The review highlights important limitations in the current understanding of whole blood viscosity (WBV) in acute ischemic stroke (AIS). Studies have used a variety of measurement techniques and devices, resulting in inconsistent shear rate conditions, sample processing, and hematocrit corrections, which limit comparability. The time to WBV assessment also varies considerably—from hours after the onset of AIS to weeks or months—complicating the interpretation of time trends and the influence of hydration or treatment. Evidence regarding etiology-specific patterns remains conflicting, with some studies reporting increased WBV in small-vessel occlusion and others in cardioembolic or unspecified subtypes. Prognostic findings show similar variability, with WBV being associated with functional outcome and early neurological deterioration in some cohorts but not in others.

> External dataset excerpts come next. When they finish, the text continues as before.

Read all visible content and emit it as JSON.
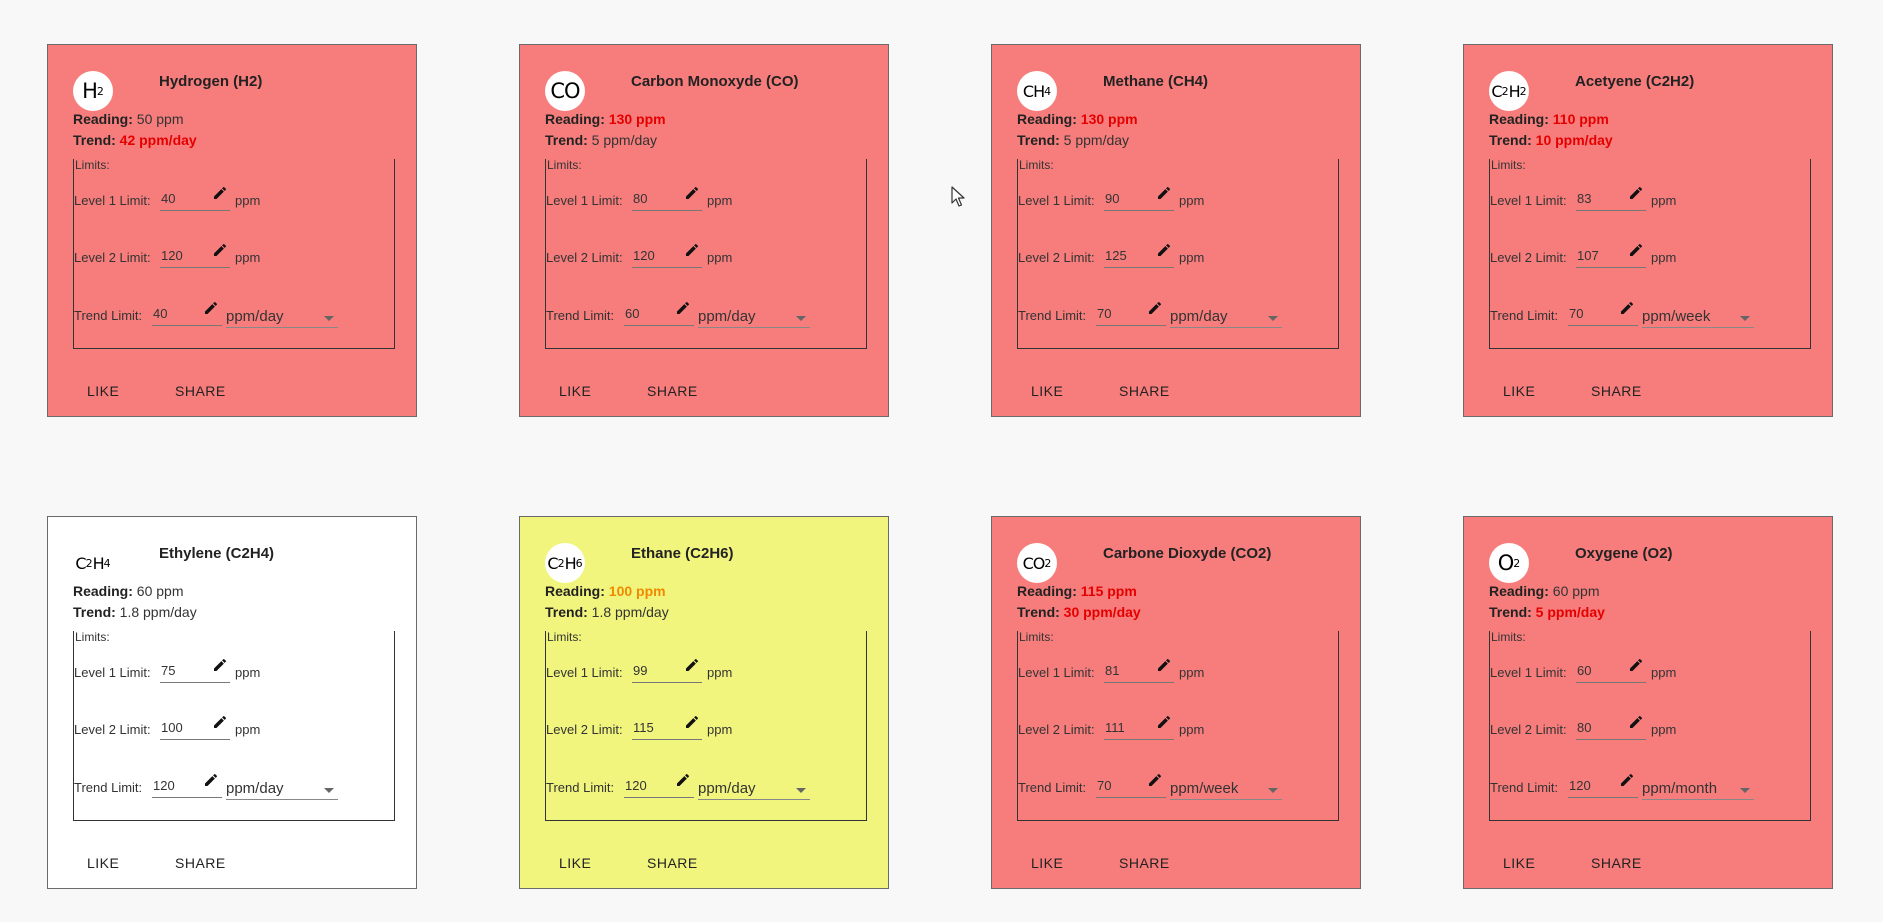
{
  "colors": {
    "alarm_card": "#f67d7c",
    "warn_card": "#f1f57e",
    "ok_card": "#ffffff",
    "alarm_text": "#e50000",
    "warn_text": "#f08a00"
  },
  "labels": {
    "reading": "Reading:",
    "trend": "Trend:",
    "limits": "Limits:",
    "level1": "Level 1 Limit:",
    "level2": "Level 2 Limit:",
    "trend_limit": "Trend Limit:",
    "ppm": "ppm",
    "like": "LIKE",
    "share": "SHARE"
  },
  "cards": [
    {
      "title": "Hydrogen (H2)",
      "logo_main": "H",
      "logo_sub": "2",
      "logo2_main": "",
      "logo2_sub": "",
      "status": "alarm",
      "reading": "50 ppm",
      "reading_status": "normal",
      "trend": "42 ppm/day",
      "trend_status": "alarm",
      "level1": "40",
      "level2": "120",
      "trend_limit": "40",
      "trend_unit": "ppm/day"
    },
    {
      "title": "Carbon Monoxyde (CO)",
      "logo_main": "CO",
      "logo_sub": "",
      "logo2_main": "",
      "logo2_sub": "",
      "status": "alarm",
      "reading": "130 ppm",
      "reading_status": "alarm",
      "trend": "5 ppm/day",
      "trend_status": "normal",
      "level1": "80",
      "level2": "120",
      "trend_limit": "60",
      "trend_unit": "ppm/day"
    },
    {
      "title": "Methane (CH4)",
      "logo_main": "CH",
      "logo_sub": "4",
      "logo2_main": "",
      "logo2_sub": "",
      "status": "alarm",
      "reading": "130 ppm",
      "reading_status": "alarm",
      "trend": "5 ppm/day",
      "trend_status": "normal",
      "level1": "90",
      "level2": "125",
      "trend_limit": "70",
      "trend_unit": "ppm/day"
    },
    {
      "title": "Acetyene (C2H2)",
      "logo_main": "C",
      "logo_sub": "2",
      "logo2_main": "H",
      "logo2_sub": "2",
      "status": "alarm",
      "reading": "110 ppm",
      "reading_status": "alarm",
      "trend": "10 ppm/day",
      "trend_status": "alarm",
      "level1": "83",
      "level2": "107",
      "trend_limit": "70",
      "trend_unit": "ppm/week"
    },
    {
      "title": "Ethylene (C2H4)",
      "logo_main": "C",
      "logo_sub": "2",
      "logo2_main": "H",
      "logo2_sub": "4",
      "status": "ok",
      "reading": "60 ppm",
      "reading_status": "normal",
      "trend": "1.8 ppm/day",
      "trend_status": "normal",
      "level1": "75",
      "level2": "100",
      "trend_limit": "120",
      "trend_unit": "ppm/day"
    },
    {
      "title": "Ethane (C2H6)",
      "logo_main": "C",
      "logo_sub": "2",
      "logo2_main": "H",
      "logo2_sub": "6",
      "status": "warn",
      "reading": "100 ppm",
      "reading_status": "warn",
      "trend": "1.8 ppm/day",
      "trend_status": "normal",
      "level1": "99",
      "level2": "115",
      "trend_limit": "120",
      "trend_unit": "ppm/day"
    },
    {
      "title": "Carbone Dioxyde (CO2)",
      "logo_main": "CO",
      "logo_sub": "2",
      "logo2_main": "",
      "logo2_sub": "",
      "status": "alarm",
      "reading": "115 ppm",
      "reading_status": "alarm",
      "trend": "30 ppm/day",
      "trend_status": "alarm",
      "level1": "81",
      "level2": "111",
      "trend_limit": "70",
      "trend_unit": "ppm/week"
    },
    {
      "title": "Oxygene (O2)",
      "logo_main": "O",
      "logo_sub": "2",
      "logo2_main": "",
      "logo2_sub": "",
      "status": "alarm",
      "reading": "60 ppm",
      "reading_status": "normal",
      "trend": "5 ppm/day",
      "trend_status": "alarm",
      "level1": "60",
      "level2": "80",
      "trend_limit": "120",
      "trend_unit": "ppm/month"
    }
  ]
}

Future research should focus on standardizing measurement protocols, harmonizing the timing of assessments, and incorporating WBV into larger longitudinal studies. Integration with advanced neuroimaging and clearer etiologic stratification may improve mechanistic understanding. Additionally, evaluating whether targeted rheological interventions or hydration strategies can improve thrombolytic or endovascular outcomes could clarify the therapeutic relevance of WBV in AIS management.